LONDON, December 10, 2012 /PRNewswire/ --Cuadrilla welcomes the findings contained within the recently published "Pöyry Point of View: How will Lancashire shale gas impact the GB energy market?", an independent report by global consulting and engineering company Pöyry.
The report notes the growing gas import dependency in Great Britain.
The country used to be self-sufficient in gas and in fact exported it, producing a peak of 115bcm in 2000. Since then, gas imports have increased to such an extent that they made up 66 per cent of UK gas demand in 2011 and are forecast to rise to 79 per cent in 2030.

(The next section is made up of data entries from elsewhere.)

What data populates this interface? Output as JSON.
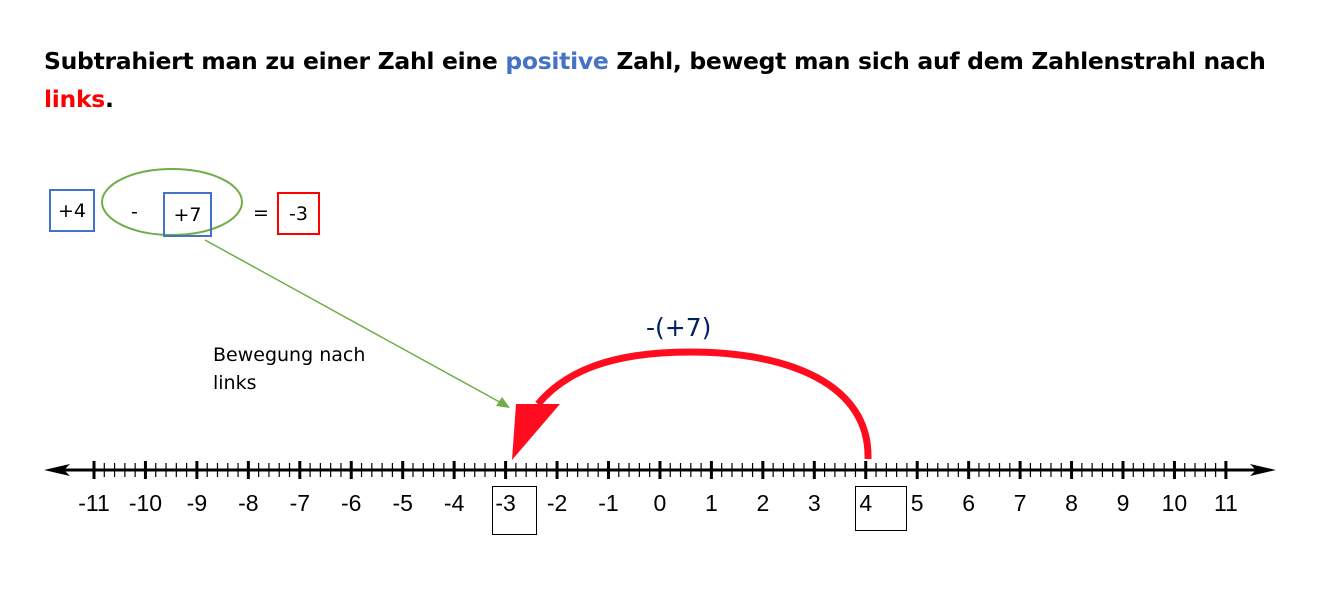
{
  "heading": {
    "part1": "Subtrahiert man zu einer Zahl eine ",
    "highlight1": "positive",
    "part2": " Zahl, bewegt man sich auf dem Zahlenstrahl nach ",
    "highlight2": "links",
    "part3": ".",
    "highlight1_color": "#4472c4",
    "highlight2_color": "#ff0000"
  },
  "equation": {
    "first": "+4",
    "operator": "-",
    "second": "+7",
    "equals": "=",
    "result": "-3"
  },
  "annotation": "Bewegung nach links",
  "jump_label": "-(+7)",
  "number_line": {
    "min": -11,
    "max": 11,
    "subdivisions": 5,
    "start": 4,
    "end": -3,
    "labels": [
      "-11",
      "-10",
      "-9",
      "-8",
      "-7",
      "-6",
      "-5",
      "-4",
      "-3",
      "-2",
      "-1",
      "0",
      "1",
      "2",
      "3",
      "4",
      "5",
      "6",
      "7",
      "8",
      "9",
      "10",
      "11"
    ]
  },
  "colors": {
    "blue": "#4472c4",
    "red": "#ff0000",
    "green": "#70ad47",
    "navy": "#002060"
  }
}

The report investigated what the impact would be from a significant development of shale gas in Lancashire and is hugely instructive in its long-term forecast of the broader benefits of such shale gas development for the nation as a whole. Significantly, the authors see Lancashire shale deposits having the potential to supply approximately twenty per cent of the UK's gas demand by 2030, releasing around £3.3 billion per annum that would no longer be spent on imported gas.

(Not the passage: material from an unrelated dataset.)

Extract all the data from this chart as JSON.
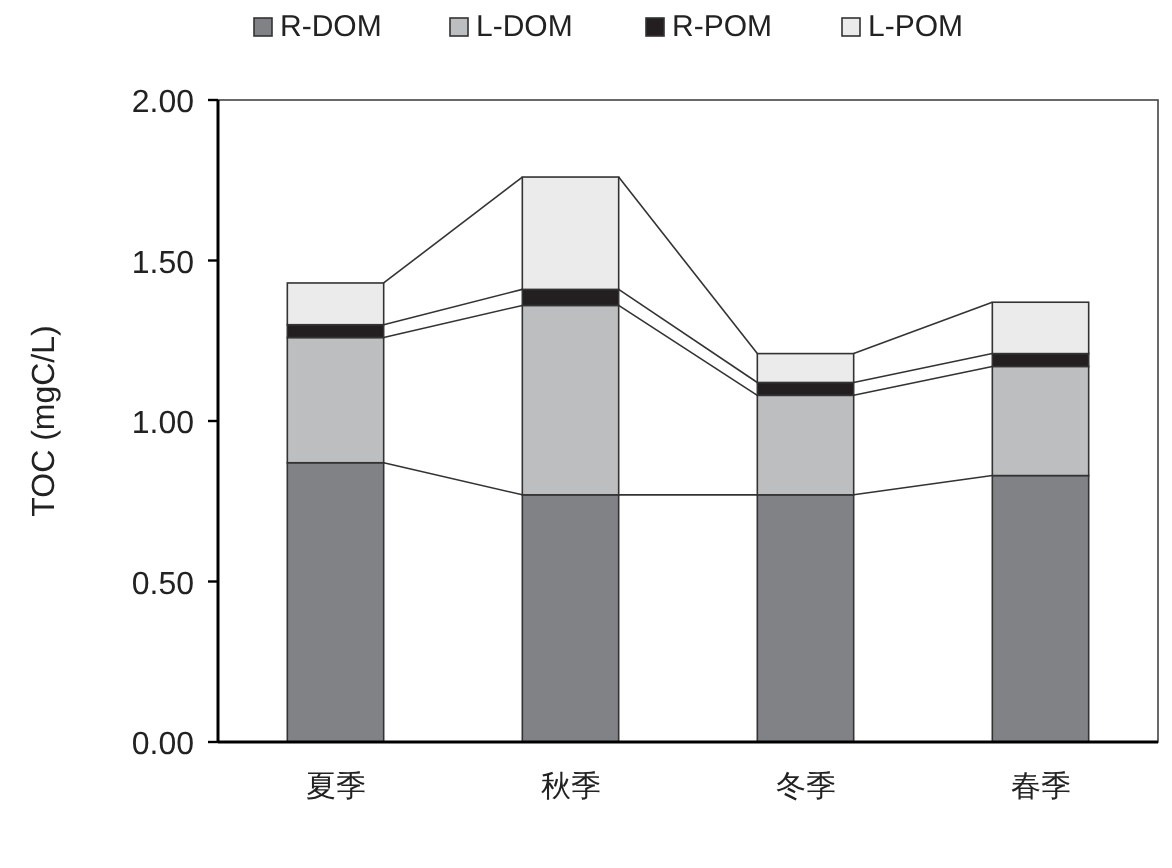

According to Pöyry, Lancashire shale gas production could also reduce the country's wholesale gas and electricity costs by as much as four per cent between 2014 and 2035, which corresponds to an average saving of £810 million/year.
In addition, the report notes that development of shale gas can progress in parallel with achieving the UK's 2020 Renewable target, as long as the Government continues to provide the expected support for green energy.

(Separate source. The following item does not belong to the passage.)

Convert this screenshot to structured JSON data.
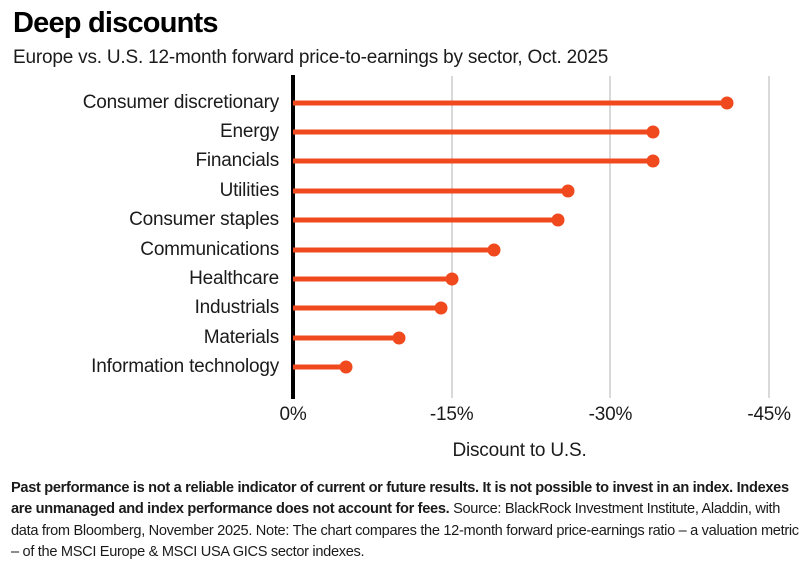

In addition, Lancashire shale gas actually leads to a small decrease in future power generation carbon emissions.
"The potential benefits are large, but they will remain just a potential if we don't explore this resource," said Francis Egan, Cuadrilla's chief executive. Cuadrilla is waiting for approval to complete testing at a small number of their wells, having cooperated with regulators and put in place a number of jointly developed initiatives to ensure that work progresses in a safe and sensible fashion.
Mr Egan said: "Without shale gas, Great Britain is projected to become 60% dependent upon LNG imports. Developing our own gas resources can provide cheaper energy to hard pressed consumers and be compatible with the transition to a low carbon economy."